Mark Duffield • November 10th, 2025 7:00 pm

So we are going to have a wild card round in the AFL in 2026 as the AFL searches for ways to keep more teams involved deeper into the AFL season.
Is this a way to add interest and intrigue to the AFL season? Or is this just rewarding mediocrity. It certainly is the latter – but that doesn’t necessarily mean it shouldn’t be done.
We may not call them finals – but the two wildcard games played – 7th v 10th and 8th v 9th will effectively be finals – just as Fremantle’s Round 24 clash with the Western Bulldogs at Marvel Stadium this year was effectively a final.
So what are the pros – they are pretty obvious – you get at least two extra marquee games and you probably get more than that because in many years it will bring 11th, 12th or even 13th into the reckoning for the big games to be played at the end of August and into September.
That certainly won’t hurt the value of the broadcast rights – it gives more teams hope.
Until this announcement we didn’t think West Coast were likely to play finals before the 2027 season or even 2028 – could something like this – maybe a 10 or 11 win season – scrape them into 10th place and a spot in a wildcard game?
And could that in turn give their fans hope and perhaps even more significantly their players hope? Could playing in a wildcard game convince players like Harley Reid and the expected to be drafted Willem Duursma to stay put rather than looking towards their homes back east?
So there are a few boxes that get ticked by this.
From a selfish WA perspective it increases the chance of games – and big games being played at our stadium which helps the stadium economy – helps to justify WA Footy getting a cut of the money generated by footy at the stadium and we think that cut could be a sum as big as $14 million a year as of next year.
I get all of that and all of those things are legitimate pluses that this creates but if you asked me after hearing this what my first thought is – my first thought is that I don’t like it.
It feels like rewarding mediocrity – 10 of the 18 teams get to play in the business end of the season. What next? Do 11th and 12th and their fans get elephant stamps, free tickets in the chook raffle?
And it also feels like it might be a way of deflecting attention away from the real structural integrity issues facing the AFL – that their draw remains unequal and that can blur the true performance of clubs within a season – sometimes it can even determine the top eight. And that their draft doesn’t really work any more because of the glut of academy picks topped off by father-sons.
The noise from some clubs about the competitive advantages gifted to the northern states has been increasing – does the AFL think it can shut them up by increasing the chances of clubs playing in some form of play off footy?

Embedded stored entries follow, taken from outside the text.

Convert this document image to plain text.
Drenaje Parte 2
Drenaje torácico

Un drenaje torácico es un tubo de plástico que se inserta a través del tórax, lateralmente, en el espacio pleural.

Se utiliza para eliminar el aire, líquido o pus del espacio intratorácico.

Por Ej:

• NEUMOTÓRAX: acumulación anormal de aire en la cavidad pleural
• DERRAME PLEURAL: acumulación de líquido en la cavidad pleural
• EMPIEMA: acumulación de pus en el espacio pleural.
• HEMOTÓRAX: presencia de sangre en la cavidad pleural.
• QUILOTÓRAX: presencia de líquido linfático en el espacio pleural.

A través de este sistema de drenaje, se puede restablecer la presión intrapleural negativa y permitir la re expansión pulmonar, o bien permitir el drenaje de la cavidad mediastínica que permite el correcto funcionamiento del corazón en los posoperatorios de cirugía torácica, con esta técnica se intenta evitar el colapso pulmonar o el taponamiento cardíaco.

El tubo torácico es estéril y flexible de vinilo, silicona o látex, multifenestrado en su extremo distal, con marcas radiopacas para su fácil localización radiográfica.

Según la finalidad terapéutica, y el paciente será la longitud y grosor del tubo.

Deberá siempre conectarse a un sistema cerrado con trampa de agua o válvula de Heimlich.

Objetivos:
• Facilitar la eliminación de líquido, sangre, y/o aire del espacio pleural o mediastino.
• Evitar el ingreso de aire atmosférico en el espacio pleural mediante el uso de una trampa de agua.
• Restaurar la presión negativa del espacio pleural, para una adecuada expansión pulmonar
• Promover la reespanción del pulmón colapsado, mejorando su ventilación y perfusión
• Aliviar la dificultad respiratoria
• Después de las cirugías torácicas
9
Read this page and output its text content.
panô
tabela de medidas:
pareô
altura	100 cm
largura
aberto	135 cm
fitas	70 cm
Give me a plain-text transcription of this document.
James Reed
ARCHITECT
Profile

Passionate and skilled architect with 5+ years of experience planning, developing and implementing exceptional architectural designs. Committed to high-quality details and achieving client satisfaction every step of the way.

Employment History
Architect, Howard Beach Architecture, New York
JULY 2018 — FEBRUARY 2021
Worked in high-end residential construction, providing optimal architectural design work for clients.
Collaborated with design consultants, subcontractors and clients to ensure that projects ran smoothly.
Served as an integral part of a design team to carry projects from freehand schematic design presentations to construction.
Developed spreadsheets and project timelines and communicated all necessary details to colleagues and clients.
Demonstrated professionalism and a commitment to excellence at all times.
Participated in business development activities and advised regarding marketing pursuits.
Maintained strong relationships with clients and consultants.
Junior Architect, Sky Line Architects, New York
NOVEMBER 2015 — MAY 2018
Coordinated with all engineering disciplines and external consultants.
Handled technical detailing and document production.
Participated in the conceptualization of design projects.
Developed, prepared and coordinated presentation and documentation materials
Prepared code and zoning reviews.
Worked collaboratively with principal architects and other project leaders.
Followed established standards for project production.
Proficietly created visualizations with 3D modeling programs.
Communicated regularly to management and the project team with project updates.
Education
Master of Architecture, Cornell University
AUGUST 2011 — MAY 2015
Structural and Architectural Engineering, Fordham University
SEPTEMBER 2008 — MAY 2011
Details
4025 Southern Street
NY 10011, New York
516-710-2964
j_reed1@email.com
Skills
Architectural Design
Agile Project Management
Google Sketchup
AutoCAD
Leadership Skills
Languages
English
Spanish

Teams that find themselves down the bottom are staying their for longer. Teams that find themselves at the top are staying there for longer too as the AFL has diluted its draft concessions given to struggling clubs.
West Coast and North Melbourne look anchored to the bottom. Meanwhile Brisbane has played in the last three grand finals, Geelong have played in two of the last four. There were no triple premiership dynasties in the 1990s. There were just the Brisbane Lions in the decade after the turn of the century. There were two triple premiership dynasties in the teens and who would bet against Brisbane winning again next year?